A legal expert discussed the state of privacy law amid increasing data collection nationwide at the GW Law Student Conference Center on Monday.
University of Michigan Law School professor Salomé Viljoen said some “puzzles” still exist within privacy law knowledge about how to best uphold core privacy interests. The talk, titled “Privacy Puzzles,” was the first in a speaker series hosted by the recently launched Center for Law and Technology.
Viljoen said her talk aimed to address the growth of privacy law to encompass more topics like reproductive and data privacy, as well as the impact of the field’s expansion.
“It can make the case that privacy matters for a wider set of goals and reasons,” Viljoen said.
Vijloen said crisis pregnancy centers, or CPCs, advertise themselves as reproductive healthcare centers but instead dissuade pregnant people from seeking abortions. She posed a hypothetical which questioned whether a law requiring CPCs to disclose their religious affiliation and major funding sources would violate privacy principles or whether exposing CPCs’ data-gathering practices would make the law useful.
She said the hypothetical is an example of how different privacy interests can compete within a single law.
Viljoen said being pregnant has made her comfortable explaining how privacy violations impact access to reproductive resources. She said current privacy law concerns range from third parties accessing confidential health information by circumventing HIPAA laws to government agencies accessing health data, like period trackers, through third-party vendors.

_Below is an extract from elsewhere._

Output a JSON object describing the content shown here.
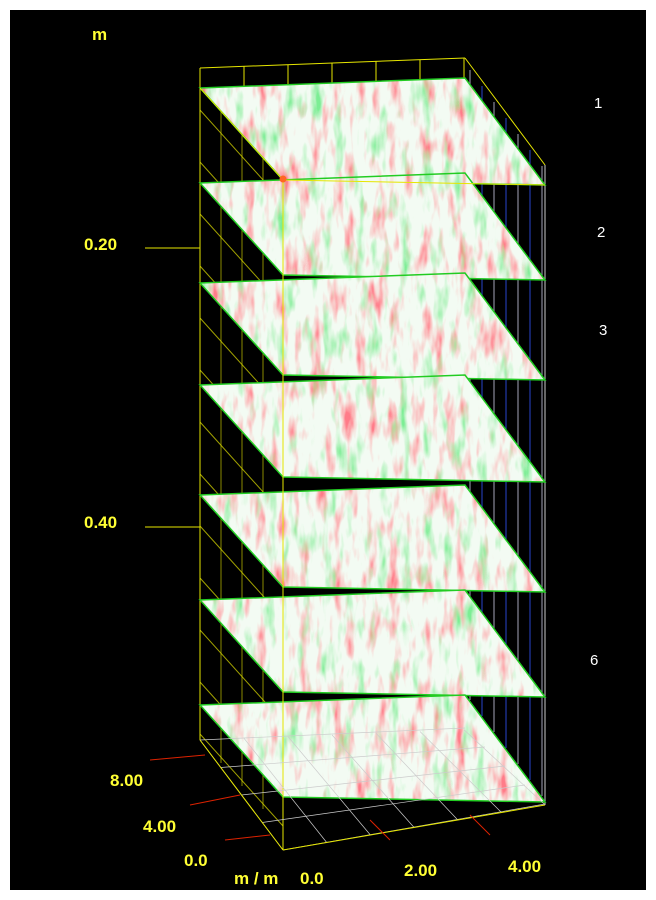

“Patterned privacy violation is part of what it means to live in a society where gender and sex mark forms durable of inequality,” Viljoen said. “In the wake of the Dobbs decision you see widespread concern, not just about how are we going to continue to provide reproductive health services, but also how are we going to protect fertility privacy?”
Viljoen said there are other factors that privacy law considers including social identity, economic inequality, and political and legal effects of state surveillance. She said since these factors are all considered under the current “family” of privacy concepts, conflict between them is likely.
“Like all families there has been some amount of internal tension among these concepts,” Viljoen said. “That idea is not new and it’s to be expected.”
Viljoen said corporate information and data gathering by large corporations is an area where there is less tension between different privacy principles and more tension between privacy and economic interests. Viljoen displayed two consecutive graphics, the first demonstrating the rapid increase of raw data collection over the past several years and the second depicting wealthy, powerful companies as a main driver of this trend.
“The economic imperatives, the political goals — that absolutely has an effect on eroding privacy,” Viljoen said.
Viljoen said she is hopeful for the new, broader approach to issues of privacy law. She said support for robust privacy protections are supported by a boost in public value of privacy in the wake of massive data collection scandals like Cambridge Analytica’s collection of over 50 million Facebook profiles of U.S. voters while working with Donald Trump’s presidential campaign and the Brexit campaign in 2018.
Viljoen said she looks forward to becoming a mother and expanding upon her earlier privacy law work.
“Privacy as a big tent concept is very helpful,” Viljoen said.
The next event of the series will take place February 12.